The Court has balanced Plaintiffs' interest in anonymity against any potential prejudice to Avid and the public's interest in disclosure. The Court finds the possible injury to Plaintiffs resulting from public disclosure of their identities rises above the level of mere embarrassment or harm to reputation. With respect to any prejudice to Avid, the Court notes that Plaintiffs have already agreed to provide Avid with their names subject to a protective order, thereby alleviating a barrier to defending the case.
The Court has also considered the fact that these Plaintiffs are seeking to represent a putative class of users of the Ashley Madison website. There are significant differences between the roles of class representative and class member. Because class actions determine the rights of absent class members, due process requires the class be fairly and adequately represented. See Rattray v. Woodbury Ct., IA, 614 F.3d 831, 835 (8th Cir. 2010); Paxton v. Union Nat. Bank, 688 F.2d 552, 562-63 (8th Cir. 1982); Fed. R. Civ. P. 23(a)(4). "The focus of Rule 23(a)(4) is whether: (1) the class representatives have common interests with the members of the class, and (2) whether the class representatives will vigorously prosecute the interests of the class through qualified counsel." Paxton, 688 F.2d at 562-63. See also Golan v. Veritas Entertainment, LLC, 788 F.3d 814, 822 (8th Cir. 2015). Class representatives have a fiduciary obligation to fairly represent the entire class, In re BankAmerica Corp. Securities Litigation, 775 F.3d 1060, 1062 n. 1 (8th Cir. 2015) and Reynolds v. National Football League, 584 F.2d 280, 284 n.6 (8th Cir. 1978), and generally receive an incentive award as compensation for work done on behalf of the class. Given the importance of the role of class representative, the Court will require Plaintiffs to disclose their identities so that the public, including the putative class members they seek to represent, know who is guiding and directing the litigation. Because class members are not typically testifying or offering evidence, they do not need to be specifically identified by name in order to be part of the litigation; they merely need to be identifiable.

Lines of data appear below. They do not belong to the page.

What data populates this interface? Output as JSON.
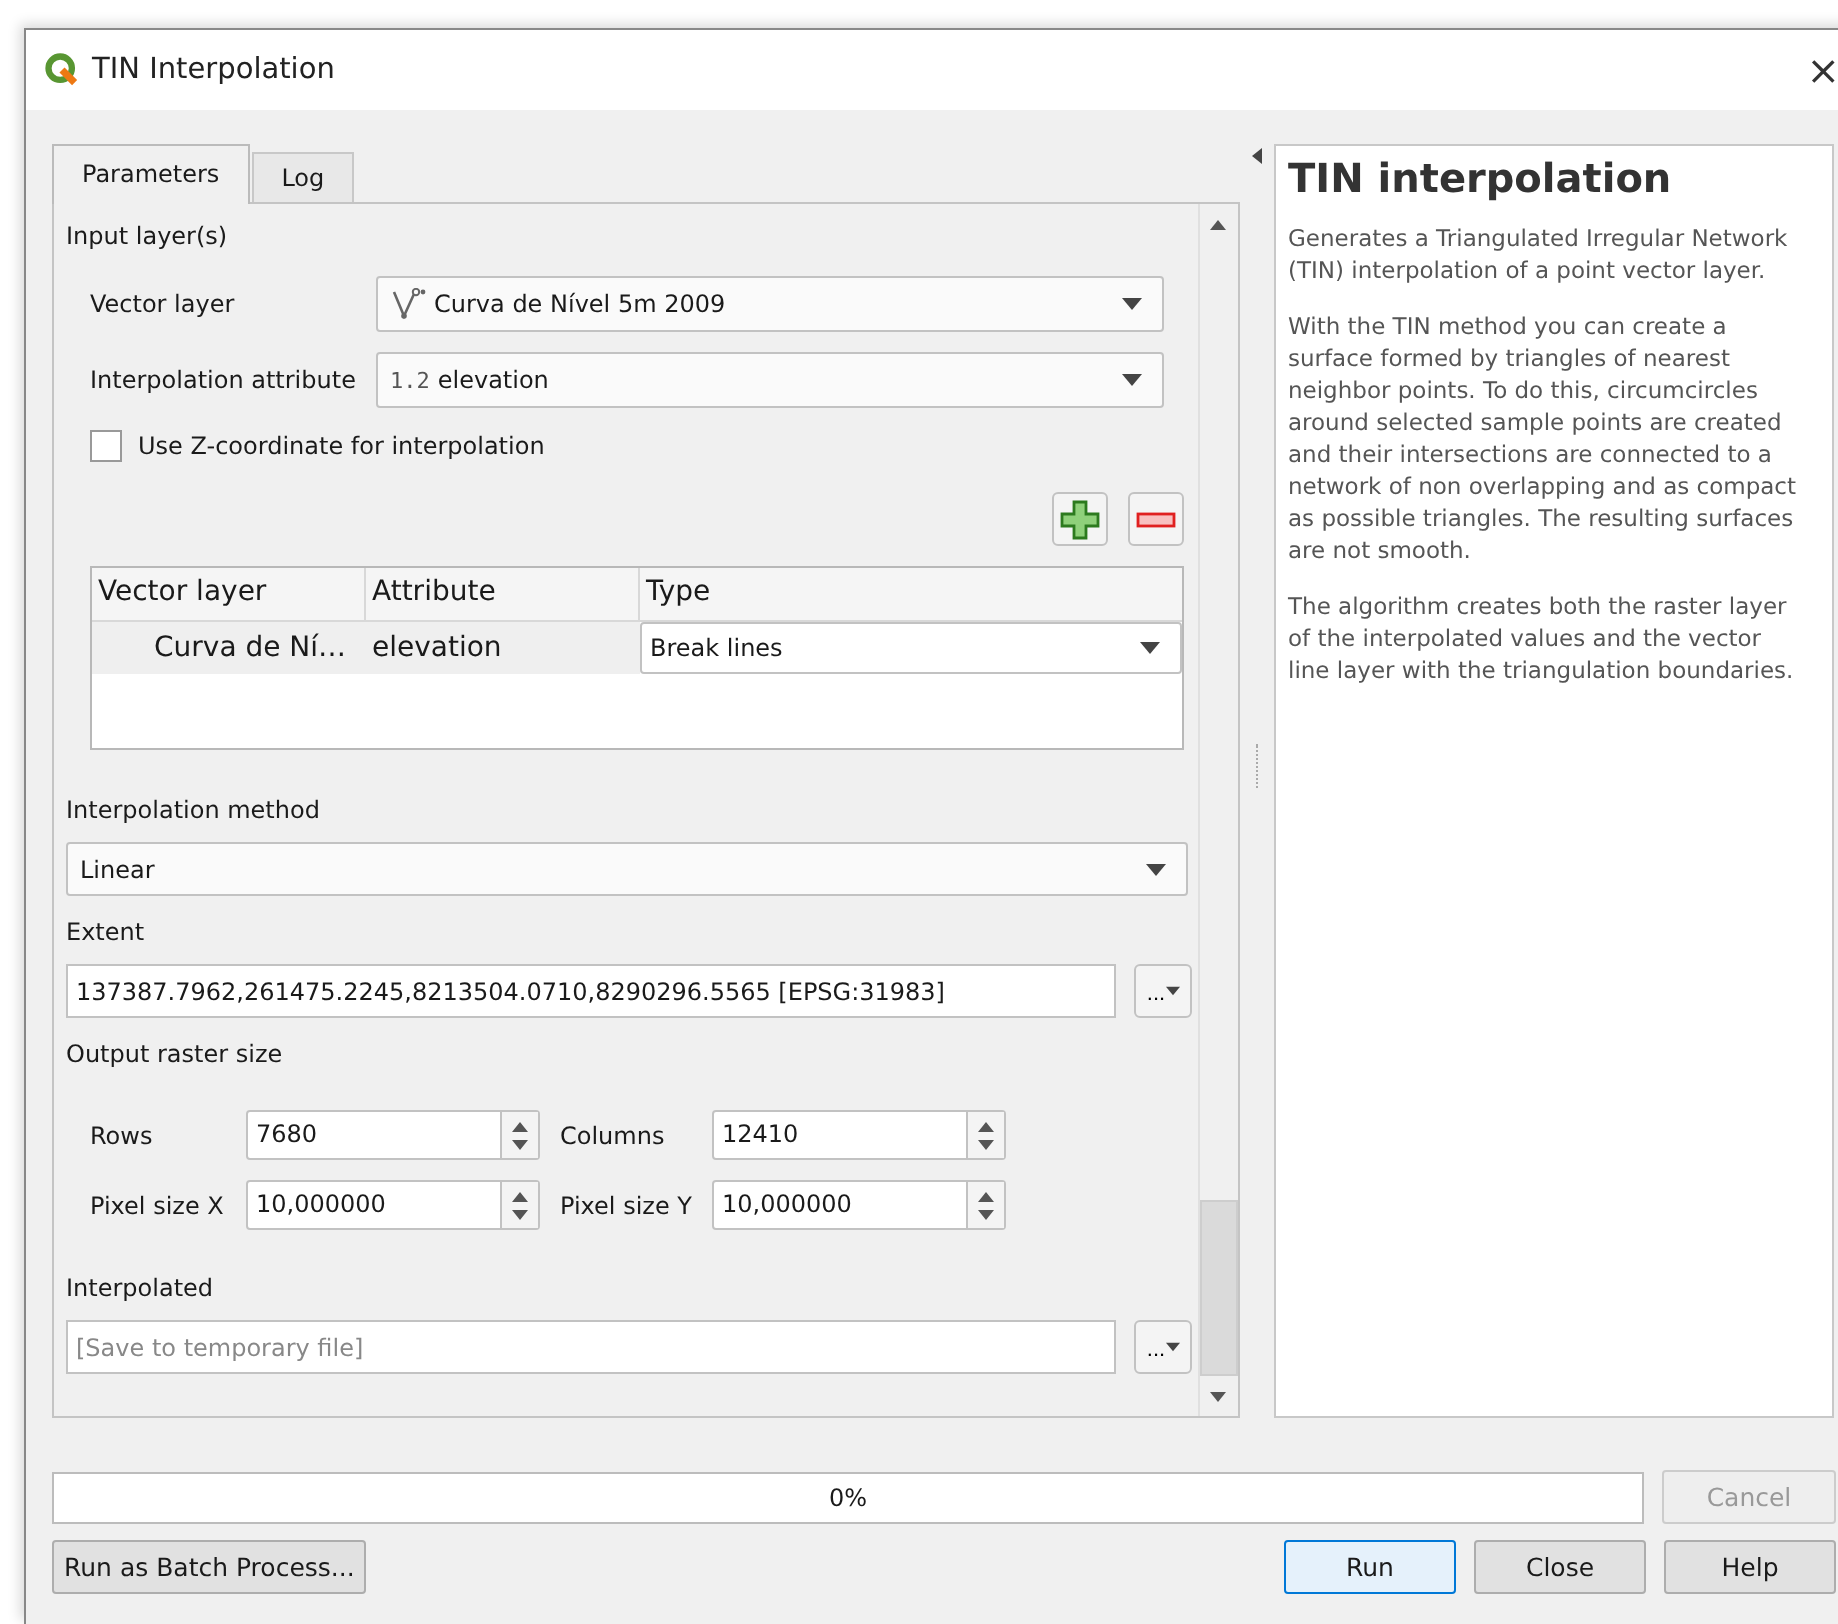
{
  "window": {
    "title": "TIN Interpolation",
    "close": "×"
  },
  "tabs": [
    {
      "label": "Parameters",
      "selected": true
    },
    {
      "label": "Log",
      "selected": false
    }
  ],
  "input_layers": {
    "heading": "Input layer(s)",
    "vector_layer": {
      "label": "Vector layer",
      "value": "Curva de Nível 5m 2009"
    },
    "interpolation_attribute": {
      "label": "Interpolation attribute",
      "type_badge": "1.2",
      "value": "elevation"
    },
    "use_z": {
      "label": "Use Z-coordinate for interpolation",
      "checked": false
    },
    "table": {
      "columns": [
        "Vector layer",
        "Attribute",
        "Type"
      ],
      "rows": [
        {
          "layer": "Curva de Ní…",
          "attribute": "elevation",
          "type": "Break lines"
        }
      ]
    }
  },
  "interpolation_method": {
    "label": "Interpolation method",
    "value": "Linear"
  },
  "extent": {
    "label": "Extent",
    "value": "137387.7962,261475.2245,8213504.0710,8290296.5565 [EPSG:31983]",
    "button": "..."
  },
  "output_raster_size": {
    "label": "Output raster size",
    "fields": [
      {
        "label": "Rows",
        "value": "7680"
      },
      {
        "label": "Columns",
        "value": "12410"
      },
      {
        "label": "Pixel size X",
        "value": "10,000000"
      },
      {
        "label": "Pixel size Y",
        "value": "10,000000"
      }
    ]
  },
  "interpolated": {
    "label": "Interpolated",
    "placeholder": "[Save to temporary file]",
    "button": "..."
  },
  "help": {
    "title": "TIN interpolation",
    "paragraphs": [
      "Generates a Triangulated Irregular Network (TIN) interpolation of a point vector layer.",
      "With the TIN method you can create a surface formed by triangles of nearest neighbor points. To do this, circumcircles around selected sample points are created and their intersections are connected to a network of non overlapping and as compact as possible triangles. The resulting surfaces are not smooth.",
      "The algorithm creates both the raster layer of the interpolated values and the vector line layer with the triangulation boundaries."
    ]
  },
  "progress": {
    "level": 0,
    "reading": "0%"
  },
  "cancel": {
    "label": "Cancel",
    "disabled": true
  },
  "footer_buttons": [
    {
      "label": "Run as Batch Process...",
      "default": false
    },
    {
      "label": "Run",
      "default": true
    },
    {
      "label": "Close",
      "default": false
    },
    {
      "label": "Help",
      "default": false
    }
  ]
}
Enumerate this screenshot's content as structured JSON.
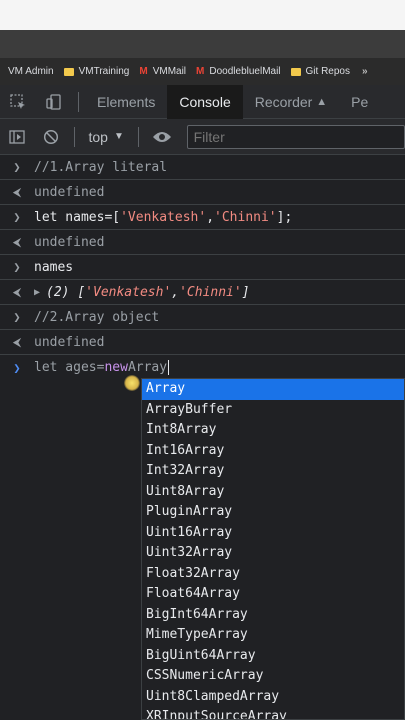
{
  "bookmarks": [
    {
      "label": "VM Admin",
      "icon": "none"
    },
    {
      "label": "VMTraining",
      "icon": "folder-icon"
    },
    {
      "label": "VMMail",
      "icon": "gmail-icon"
    },
    {
      "label": "DoodlebluelMail",
      "icon": "gmail-icon"
    },
    {
      "label": "Git Repos",
      "icon": "folder-icon"
    }
  ],
  "devtools": {
    "tabs": [
      "Elements",
      "Console",
      "Recorder",
      "Pe"
    ],
    "active_tab": "Console"
  },
  "toolbar": {
    "context": "top",
    "filter_placeholder": "Filter"
  },
  "console": {
    "l1": "//1.Array literal",
    "r1": "undefined",
    "l2_prefix": "let names=[",
    "l2_s1": "'Venkatesh'",
    "l2_comma": ",",
    "l2_s2": "'Chinni'",
    "l2_suffix": "];",
    "r2": "undefined",
    "l3": "names",
    "r3_prefix": "(2) [",
    "r3_s1": "'Venkatesh'",
    "r3_comma": ", ",
    "r3_s2": "'Chinni'",
    "r3_suffix": "]",
    "l4": "//2.Array object",
    "r4": "undefined",
    "input_prefix": "let ages=",
    "input_kw": "new",
    "input_rest": " Array"
  },
  "autocomplete": [
    "Array",
    "ArrayBuffer",
    "Int8Array",
    "Int16Array",
    "Int32Array",
    "Uint8Array",
    "PluginArray",
    "Uint16Array",
    "Uint32Array",
    "Float32Array",
    "Float64Array",
    "BigInt64Array",
    "MimeTypeArray",
    "BigUint64Array",
    "CSSNumericArray",
    "Uint8ClampedArray",
    "XRInputSourceArray"
  ],
  "colors": {
    "accent": "#1a73e8",
    "string": "#f28b82",
    "keyword": "#c792ea"
  }
}
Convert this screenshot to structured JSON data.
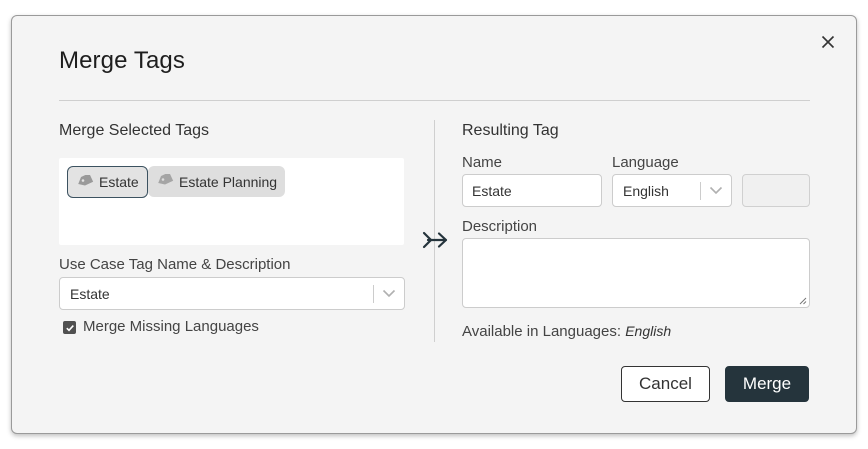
{
  "dialog": {
    "title": "Merge Tags",
    "close_icon": "close-icon"
  },
  "left": {
    "section_title": "Merge Selected Tags",
    "tags": [
      {
        "label": "Estate",
        "selected": true,
        "icon": "tag-icon"
      },
      {
        "label": "Estate Planning",
        "selected": false,
        "icon": "tag-icon"
      }
    ],
    "use_case_label": "Use Case Tag Name & Description",
    "use_case_value": "Estate",
    "merge_missing_label": "Merge Missing Languages",
    "merge_missing_checked": true
  },
  "right": {
    "section_title": "Resulting Tag",
    "name_label": "Name",
    "name_value": "Estate",
    "language_label": "Language",
    "language_value": "English",
    "description_label": "Description",
    "description_value": "",
    "available_label": "Available in Languages:",
    "available_value": "English"
  },
  "buttons": {
    "cancel": "Cancel",
    "merge": "Merge"
  },
  "colors": {
    "primary_button": "#25343c",
    "dialog_bg": "#f4f4f4"
  }
}
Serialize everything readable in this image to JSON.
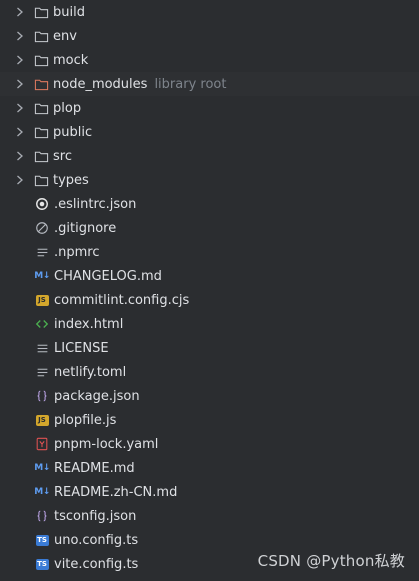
{
  "folders": [
    {
      "name": "build",
      "icon": "folder-icon"
    },
    {
      "name": "env",
      "icon": "folder-icon"
    },
    {
      "name": "mock",
      "icon": "folder-icon"
    },
    {
      "name": "node_modules",
      "icon": "folder-excluded-icon",
      "hint": "library root"
    },
    {
      "name": "plop",
      "icon": "folder-icon"
    },
    {
      "name": "public",
      "icon": "folder-icon"
    },
    {
      "name": "src",
      "icon": "folder-icon"
    },
    {
      "name": "types",
      "icon": "folder-icon"
    }
  ],
  "files": [
    {
      "name": ".eslintrc.json",
      "icon": "eslint-icon"
    },
    {
      "name": ".gitignore",
      "icon": "gitignore-icon"
    },
    {
      "name": ".npmrc",
      "icon": "text-file-icon"
    },
    {
      "name": "CHANGELOG.md",
      "icon": "markdown-icon"
    },
    {
      "name": "commitlint.config.cjs",
      "icon": "javascript-icon"
    },
    {
      "name": "index.html",
      "icon": "html-icon"
    },
    {
      "name": "LICENSE",
      "icon": "text-file-icon"
    },
    {
      "name": "netlify.toml",
      "icon": "text-file-icon"
    },
    {
      "name": "package.json",
      "icon": "json-icon"
    },
    {
      "name": "plopfile.js",
      "icon": "javascript-icon"
    },
    {
      "name": "pnpm-lock.yaml",
      "icon": "yaml-icon"
    },
    {
      "name": "README.md",
      "icon": "markdown-icon"
    },
    {
      "name": "README.zh-CN.md",
      "icon": "markdown-icon"
    },
    {
      "name": "tsconfig.json",
      "icon": "json-icon"
    },
    {
      "name": "uno.config.ts",
      "icon": "typescript-icon"
    },
    {
      "name": "vite.config.ts",
      "icon": "typescript-icon"
    }
  ],
  "icon_glyphs": {
    "javascript": "JS",
    "typescript": "TS",
    "markdown": "M↓",
    "yaml": "Y"
  },
  "watermark": "CSDN @Python私教",
  "colors": {
    "background": "#2b2d30",
    "text": "#dfe1e5",
    "muted": "#7e848c",
    "folder": "#c8cbd0",
    "excluded_folder": "#e07a5f",
    "javascript": "#d4a72c",
    "typescript": "#3a7bd5",
    "markdown": "#5e9cf0",
    "html": "#4caf50",
    "json": "#b39ddb",
    "yaml": "#e05252"
  }
}
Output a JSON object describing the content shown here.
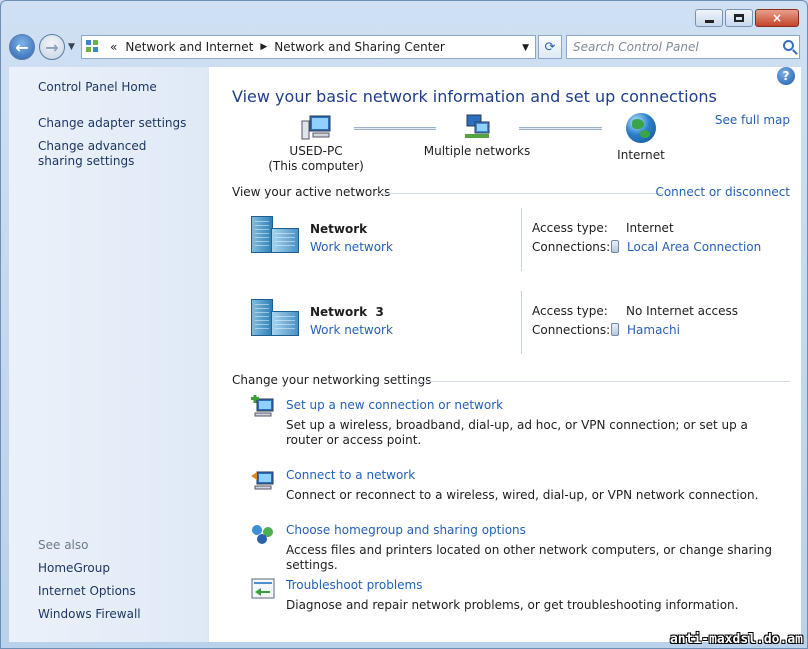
{
  "window": {
    "close_glyph": "×"
  },
  "address": {
    "chevron": "«",
    "crumbs": [
      "Network and Internet",
      "Network and Sharing Center"
    ],
    "dropdown_glyph": "▼",
    "refresh_glyph": "⟳"
  },
  "search": {
    "placeholder": "Search Control Panel"
  },
  "sidebar": {
    "home": "Control Panel Home",
    "links": [
      "Change adapter settings",
      "Change advanced sharing settings"
    ],
    "see_also_heading": "See also",
    "see_also": [
      "HomeGroup",
      "Internet Options",
      "Windows Firewall"
    ]
  },
  "main": {
    "help": "?",
    "title": "View your basic network information and set up connections",
    "see_full_map": "See full map",
    "map": {
      "computer": [
        "USED-PC",
        "(This computer)"
      ],
      "middle": "Multiple networks",
      "internet": "Internet"
    },
    "active_networks": {
      "heading": "View your active networks",
      "action": "Connect or disconnect",
      "access_type_label": "Access type:",
      "connections_label": "Connections:",
      "items": [
        {
          "name": "Network",
          "type": "Work network",
          "access": "Internet",
          "connection": "Local Area Connection"
        },
        {
          "name": "Network  3",
          "type": "Work network",
          "access": "No Internet access",
          "connection": "Hamachi"
        }
      ]
    },
    "settings": {
      "heading": "Change your networking settings",
      "tasks": [
        {
          "link": "Set up a new connection or network",
          "desc": "Set up a wireless, broadband, dial-up, ad hoc, or VPN connection; or set up a router or access point.",
          "icon": "new-connection-icon"
        },
        {
          "link": "Connect to a network",
          "desc": "Connect or reconnect to a wireless, wired, dial-up, or VPN network connection.",
          "icon": "connect-network-icon"
        },
        {
          "link": "Choose homegroup and sharing options",
          "desc": "Access files and printers located on other network computers, or change sharing settings.",
          "icon": "homegroup-icon"
        },
        {
          "link": "Troubleshoot problems",
          "desc": "Diagnose and repair network problems, or get troubleshooting information.",
          "icon": "troubleshoot-icon"
        }
      ]
    }
  },
  "watermark": "anti-maxdsl.do.am",
  "colors": {
    "link": "#2460b8",
    "title": "#1e3e8a",
    "sidebar_link": "#1e3660"
  }
}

Before the consolidated complaint is filed, Plaintiffs currently proceeding under pseudonym who are seeking to serve as class representatives must decide whether to proceed using their real names or dismiss their complaints and proceed, without publicly disclosing their names, as class members — if and when a class is certified. The Court believes this balancing of the equities does not deny a remedy to those Plaintiffs wishing to remain anonymous. Plaintiffs reply that forcing some of them to drop their claims could leave a number of subclasses without a named representative. (Doc. No. 117 at 7) The possibility that subclasses might not be represented is purely speculative at this stage of the proceedings. If this situation were to occur, the Court can revisit its order.
Accordingly,
IT IS HEREBY ORDERED that Plaintiffs' Motion for Leave to Proceed under Pseudonyms [91] is DENIED in part in accordance with the rulings herein.